After more than 60 years in circulation, Marvel doesn’t have too many fresh surprises up its sleeve, but one major revelation is changing how the world looks at one of Spider-Man’s greatest villains.
Venom has been around since 1988, and — for around 35 years — he’s been perhaps the biggest pain in Spider-Man’s perfectly toned backside. He’s destroyed entire city blocks, nearly killed Peter a few dozen times, and even tested his mettle against Superman. Through it all, the black-suited menace was substituting something truly ungodly for Peter’s lab-made webs.

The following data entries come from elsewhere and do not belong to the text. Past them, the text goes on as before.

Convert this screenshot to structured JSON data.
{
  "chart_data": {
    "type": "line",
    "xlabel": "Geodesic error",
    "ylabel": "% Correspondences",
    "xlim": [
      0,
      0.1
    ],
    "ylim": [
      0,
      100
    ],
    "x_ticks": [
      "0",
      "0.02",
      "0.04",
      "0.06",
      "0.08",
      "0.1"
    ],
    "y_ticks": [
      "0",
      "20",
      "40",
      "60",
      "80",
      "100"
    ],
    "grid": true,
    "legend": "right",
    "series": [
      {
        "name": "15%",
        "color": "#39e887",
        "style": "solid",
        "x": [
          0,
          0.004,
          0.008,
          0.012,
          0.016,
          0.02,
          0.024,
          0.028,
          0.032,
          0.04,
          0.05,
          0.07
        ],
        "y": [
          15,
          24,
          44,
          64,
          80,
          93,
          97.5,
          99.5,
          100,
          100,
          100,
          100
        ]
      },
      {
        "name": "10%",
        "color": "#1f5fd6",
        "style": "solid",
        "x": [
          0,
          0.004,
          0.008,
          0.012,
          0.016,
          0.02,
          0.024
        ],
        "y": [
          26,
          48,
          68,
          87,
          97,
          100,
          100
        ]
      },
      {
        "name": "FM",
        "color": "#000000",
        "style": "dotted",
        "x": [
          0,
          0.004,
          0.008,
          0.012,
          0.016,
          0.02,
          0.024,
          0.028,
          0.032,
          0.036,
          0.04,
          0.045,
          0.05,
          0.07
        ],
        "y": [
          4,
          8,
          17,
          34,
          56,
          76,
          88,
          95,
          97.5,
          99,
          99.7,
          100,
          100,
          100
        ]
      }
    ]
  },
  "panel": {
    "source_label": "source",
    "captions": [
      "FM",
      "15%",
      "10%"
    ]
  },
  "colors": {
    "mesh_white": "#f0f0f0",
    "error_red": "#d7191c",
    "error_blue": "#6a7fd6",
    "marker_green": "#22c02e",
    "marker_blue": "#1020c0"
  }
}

After decades of watching Venom, and even Pete in his emo boy era, swing around the city on inky black “webs,” a recent Venom comic ruined our childhoods in one fell swoop. A quick conversation between Venom and Flexo revealed, mid-fight, that — for all these years — Venom wasn’t swinging around on web at all. He was slinging actual crap — not the figurative kind, but the real deal — each time he swung from one building to another or secured an enemy in a mass of sticky black substance.

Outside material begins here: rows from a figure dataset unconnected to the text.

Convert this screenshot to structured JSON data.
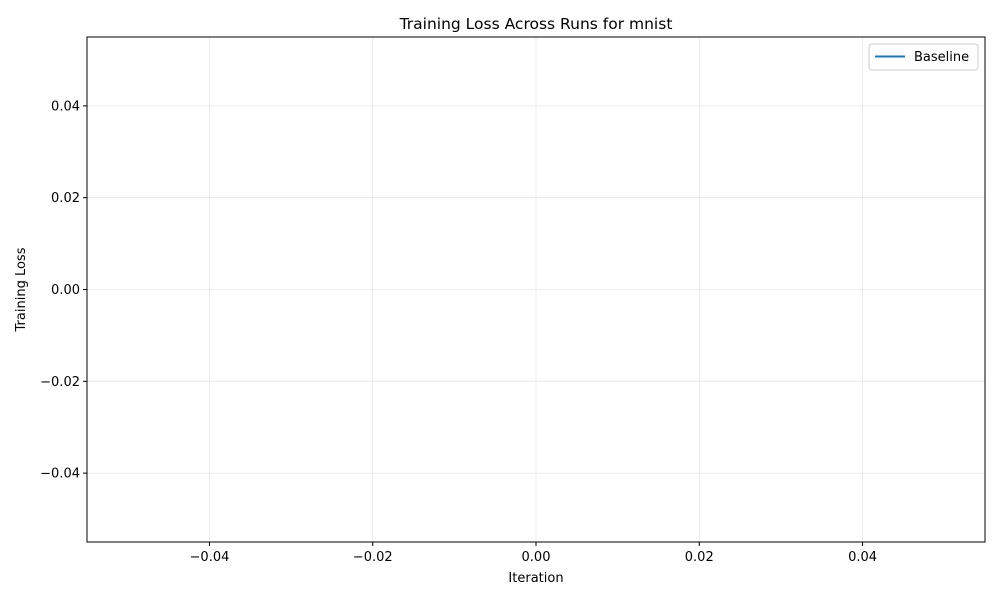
{
  "chart_data": {
    "type": "line",
    "title": "Training Loss Across Runs for mnist",
    "xlabel": "Iteration",
    "ylabel": "Training Loss",
    "xlim": [
      -0.055,
      0.055
    ],
    "ylim": [
      -0.055,
      0.055
    ],
    "x_ticks": [
      -0.04,
      -0.02,
      0.0,
      0.02,
      0.04
    ],
    "x_tick_labels": [
      "−0.04",
      "−0.02",
      "0.00",
      "0.02",
      "0.04"
    ],
    "y_ticks": [
      -0.04,
      -0.02,
      0.0,
      0.02,
      0.04
    ],
    "y_tick_labels": [
      "−0.04",
      "−0.02",
      "0.00",
      "0.02",
      "0.04"
    ],
    "grid": true,
    "legend_position": "top-right",
    "series": [
      {
        "name": "Baseline",
        "color": "#1f77b4",
        "x": [],
        "y": []
      }
    ]
  }
}
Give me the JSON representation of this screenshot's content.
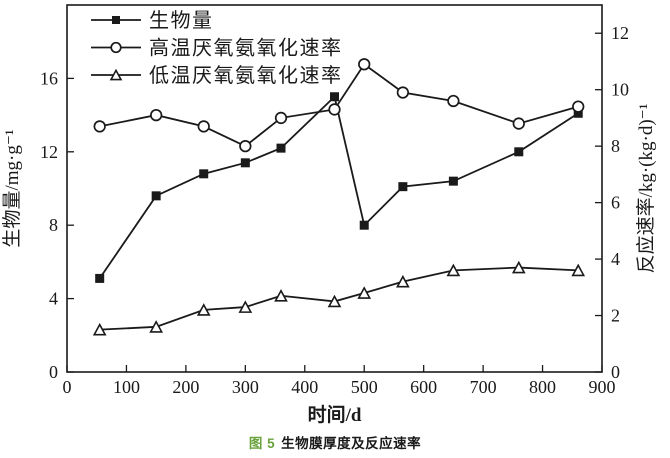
{
  "colors": {
    "ink": "#1a1a1a",
    "background": "#ffffff",
    "caption_label": "#6aa23c"
  },
  "caption": {
    "label": "图 5",
    "title": "生物膜厚度及反应速率"
  },
  "chart_data": {
    "type": "line",
    "title": "",
    "xlabel": "时间/d",
    "ylabel_left": "生物量/mg·g⁻¹",
    "ylabel_right": "反应速率/kg·(kg·d)⁻¹",
    "xlim": [
      0,
      900
    ],
    "xticks": [
      0,
      100,
      200,
      300,
      400,
      500,
      600,
      700,
      800,
      900
    ],
    "ylim_left": [
      0,
      20
    ],
    "yticks_left": [
      0,
      4,
      8,
      12,
      16
    ],
    "ylim_right": [
      0,
      13
    ],
    "yticks_right": [
      0,
      2,
      4,
      6,
      8,
      10,
      12
    ],
    "grid": false,
    "legend_position": "top-left-inside",
    "x": [
      55,
      150,
      230,
      300,
      360,
      450,
      500,
      565,
      650,
      760,
      860
    ],
    "series": [
      {
        "key": "biomass",
        "name": "生物量",
        "axis": "left",
        "marker": "filled-square",
        "values": [
          5.1,
          9.6,
          10.8,
          11.4,
          12.2,
          15.0,
          8.0,
          10.1,
          10.4,
          12.0,
          14.1
        ]
      },
      {
        "key": "high-temp-anammox-rate",
        "name": "高温厌氧氨氧化速率",
        "axis": "right",
        "marker": "open-circle",
        "values": [
          8.7,
          9.1,
          8.7,
          8.0,
          9.0,
          9.3,
          10.9,
          9.9,
          9.6,
          8.8,
          9.4
        ]
      },
      {
        "key": "low-temp-anammox-rate",
        "name": "低温厌氧氨氧化速率",
        "axis": "right",
        "marker": "open-triangle",
        "values": [
          1.5,
          1.6,
          2.2,
          2.3,
          2.7,
          2.5,
          2.8,
          3.2,
          3.6,
          3.7,
          3.6
        ]
      }
    ]
  }
}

That substance, in case I’m not being clear enough, is poop. Venom’s poop, to be specific — and, no, I’ll never recover from this big reveal. It came about in Venom #22, and didn’t sport nearly the drama it deserved. Instead, Dylan Brock (Eddie Brock’s son, and the current home to the symbiote) makes the benign observation while discussing sustenance with Venom.

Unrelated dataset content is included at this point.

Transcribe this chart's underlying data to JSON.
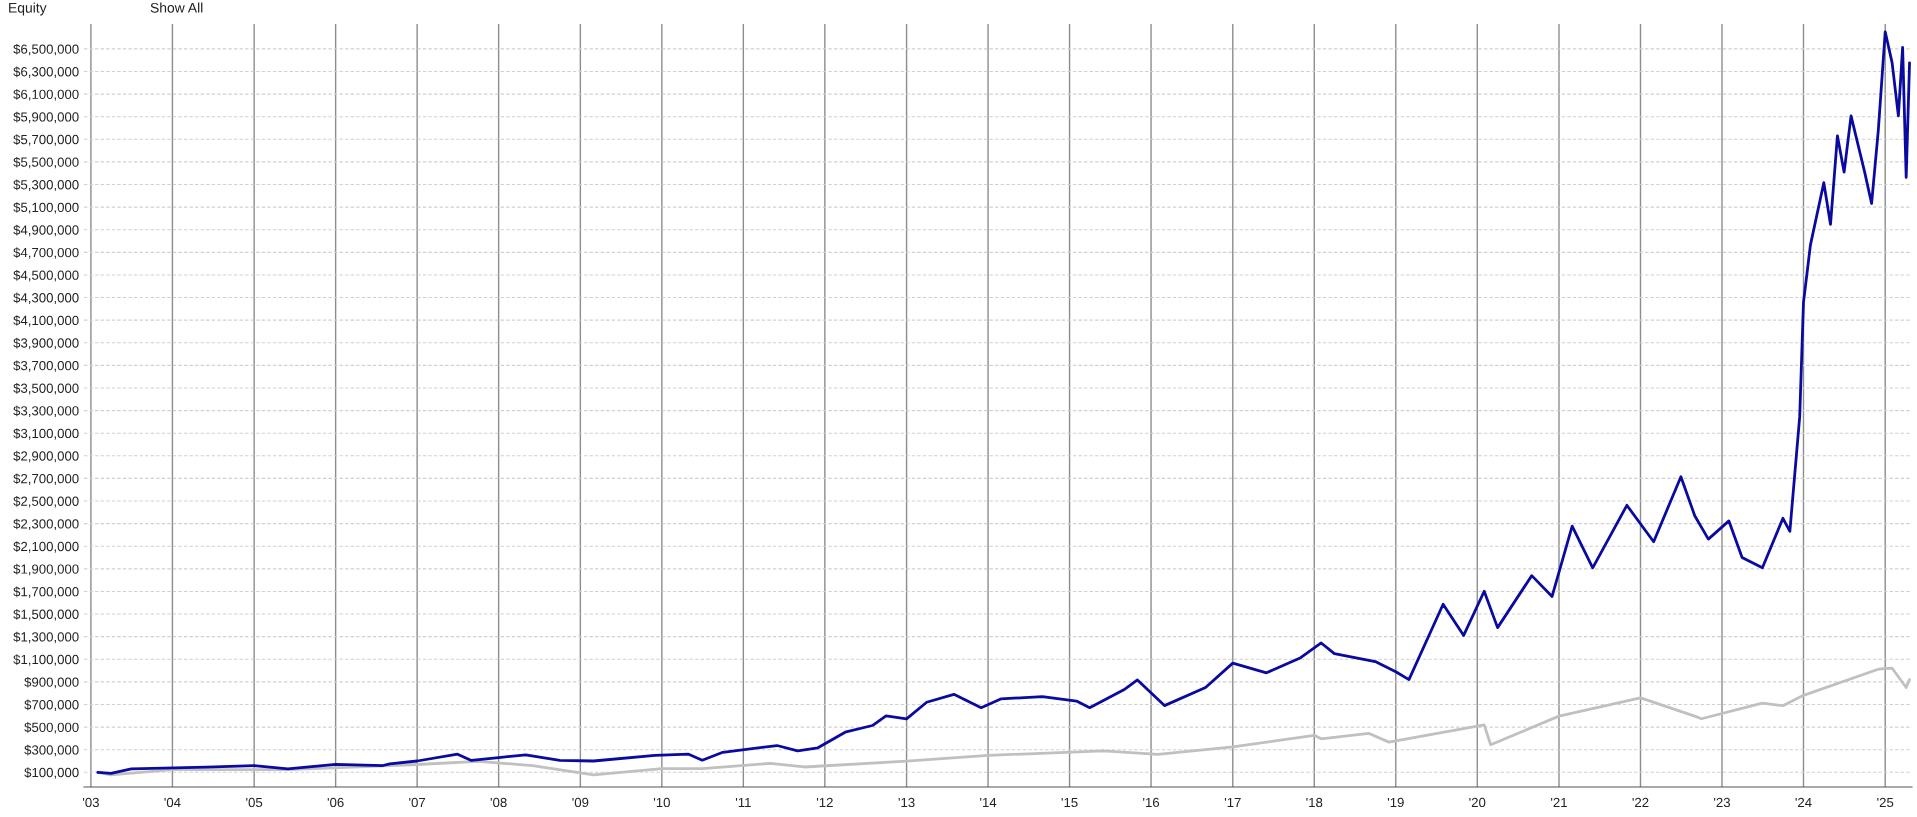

Noting that they’ll soon need to eat “something Man-Sized” if they want to build up more web-fluid, Venom paves the way for the young Brock to make the big reveal. He then informs a confused Flexo that his web-fluid is made of “Symbiote waste,” which is stored within symbiote hosts, who then “shoot strands of it all over the city.”
Um… what? Those webs are made of actual alien waste?! Every fight between Spidey and Venom is suddenly taking on new implications, as I recall each and every time that black goo (gag) has coated every inch of my favorite superhero.
Not to mention when Pete used it for himself. Let’s not forget that he’s bonded with the Venom symbiote too, and enjoyed a stress-free swing around the city, without need for that synthetic web-fluid he’s always cooking up.
As it turns out, he should have been using some more… natural materials.